Abstract Prolyl isomerases are ubiquitous proteins which accelerate the slow steps of protein folding by isomerisation of peptide bonds in which proline participates. We have isolated and characterised a wheat prolyl isomerase belonging to the FK506 binding protein family (FKBP) named wFKBP73. By using polyclonal antibodies raised against the recombinant wheat FKBP, its expression in wheat organs, during seed imbibition and caryopsis maturation was studied. The highest level of the wFKBP73 expression was found in imbibed embryos and 2 day old seedlings, whereas the protein could not be detected in mature green leaves. When young leaves and roots were dissected into segments, the highest expression was associated with the meristematic region. The wFKBP73 accumulated during seed maturation and was present in dry seeds. Its presence in dry seeds may suggest its importance in assisting correct folding of newly synthesized proteins and maintaining the native structure of certain macromolecules. The wFKBP73 was determined to be a stable protein with a half life of 41 h. The polyclonal antibodies raised against the recombinant protein detected cross reacting proteins in barley, corn, rice, and pea suggesting that the FKBP73 is a conserved protein in plants. The wFKBP locus Xtav1926(Fkbp) was mapped on the short arm of the wheat group seven chromosome.

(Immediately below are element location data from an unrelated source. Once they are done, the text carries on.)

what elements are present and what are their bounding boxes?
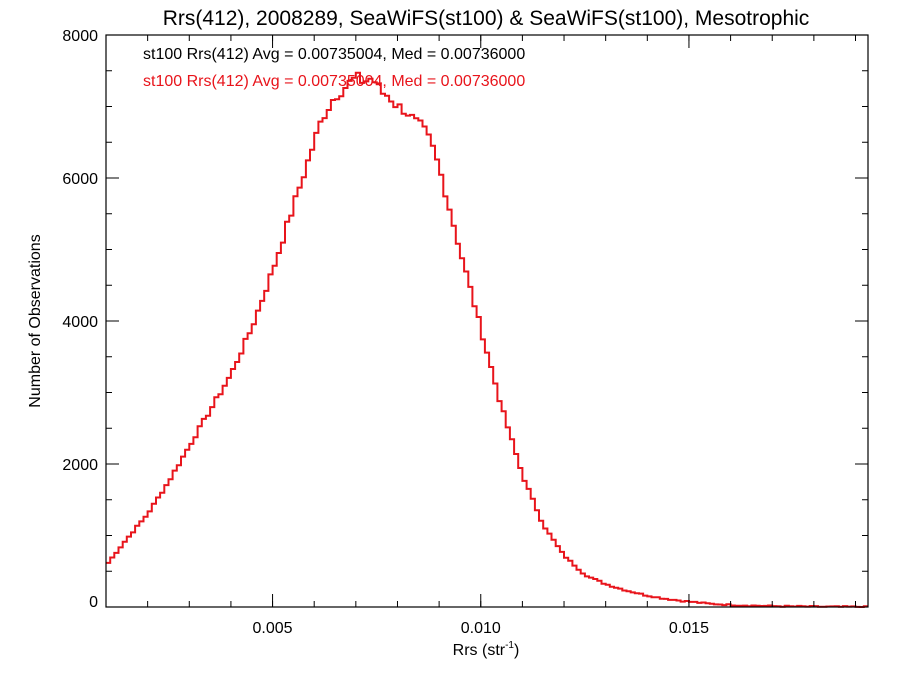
x-axis-label: Rrs (str-1) bbox=[453, 640, 520, 659]
x-tick-label: 0.010 bbox=[461, 620, 501, 637]
stats-line-0: st100 Rrs(412) Avg = 0.00735004, Med = 0… bbox=[143, 46, 525, 63]
x-tick-label: 0.005 bbox=[253, 620, 293, 637]
plot-frame bbox=[105, 34, 869, 608]
y-tick-label: 4000 bbox=[62, 314, 98, 331]
y-axis-label: Number of Observations bbox=[27, 234, 44, 407]
stats-line-1: st100 Rrs(412) Avg = 0.00735004, Med = 0… bbox=[143, 73, 525, 90]
y-tick-label: 2000 bbox=[62, 457, 98, 474]
stats-legend: st100 Rrs(412) Avg = 0.00735004, Med = 0… bbox=[143, 46, 525, 90]
chart-title: Rrs(412), 2008289, SeaWiFS(st100) & SeaW… bbox=[163, 7, 810, 30]
y-tick-label: 0 bbox=[89, 594, 98, 611]
x-axis-label-end: ) bbox=[514, 642, 519, 659]
x-axis-label-sup: -1 bbox=[505, 640, 514, 651]
x-tick-label: 0.015 bbox=[669, 620, 709, 637]
plot-area: 0.005 0.010 0.015 0 2000 4000 6000 8000 bbox=[62, 28, 869, 637]
x-axis-label-main: Rrs (str bbox=[453, 642, 506, 659]
y-tick-label: 6000 bbox=[62, 171, 98, 188]
y-tick-label: 8000 bbox=[62, 28, 98, 45]
histogram-series-0 bbox=[106, 71, 868, 608]
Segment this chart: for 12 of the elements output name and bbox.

Novel Wheat Molecular Chaperones Belonging to the PPIase-FKBP Family: Studies on Their Regulation and Tissue Specificity

Protein folding in vivo is mediated by an array of proteins that act either as molecular chaperones or foldases or can have both functions. The molecular chaperones were originally defined as a group of unrelated classes of proteins that mediate the correct assembly of other proteins, but are not themselves components of the final functional structures (Ruddon, Bedows, 1997). They occur ubiquitously and many of them are classified as stress proteins, although they have essential functions under normal growth (Hartl, 1996; Buchner, 1996). When cells are exposed to elevated temperature or other environmental stresses, heat shock proteins belonging to several gene families are induced. Many heat shock proteins function as chaperones and play important roles in normal growth as well as in stress tolerance.

Studies on Wheat Prolyl Isomerase in Transgenic Plants

Peptidyl prolyl isomerases catalyse the interconversion between cis and trans forms of the peptide bond preceding proline residues in proteins. Three distinct families of prolyl isomerases have been identified: the cyclophilins, the FKBPs and the parvulins (Schmid 1997; Dolinski, Heitman 1997). Cyclophilins and FKBPs have attracted attention as the cellular receptors for the immunosuppresants cyclosporin A, FK506 and rapamycin, but this role in drug action is distinct from the enzymatic activity. Members of the three prolyl isomerase families are highly conserved, abundant and expressed in multiple cellular compartments, suggesting that these enzymes play a critical role in cell physiology. Because prolyl isomerases can accelerate slow protein refolding steps in vitro, it has been speculated that this is what they do in vivo. A number of proteins physically associated with different prolyl isomerases such as kinases and transcription factors have been identified but the physiological significance of these associations remains to be established. The prolyl isomerases have been implicated in various cellular functions (independent of their prolyl isomerase activity) such as DNA degradation activity and RNA maturation.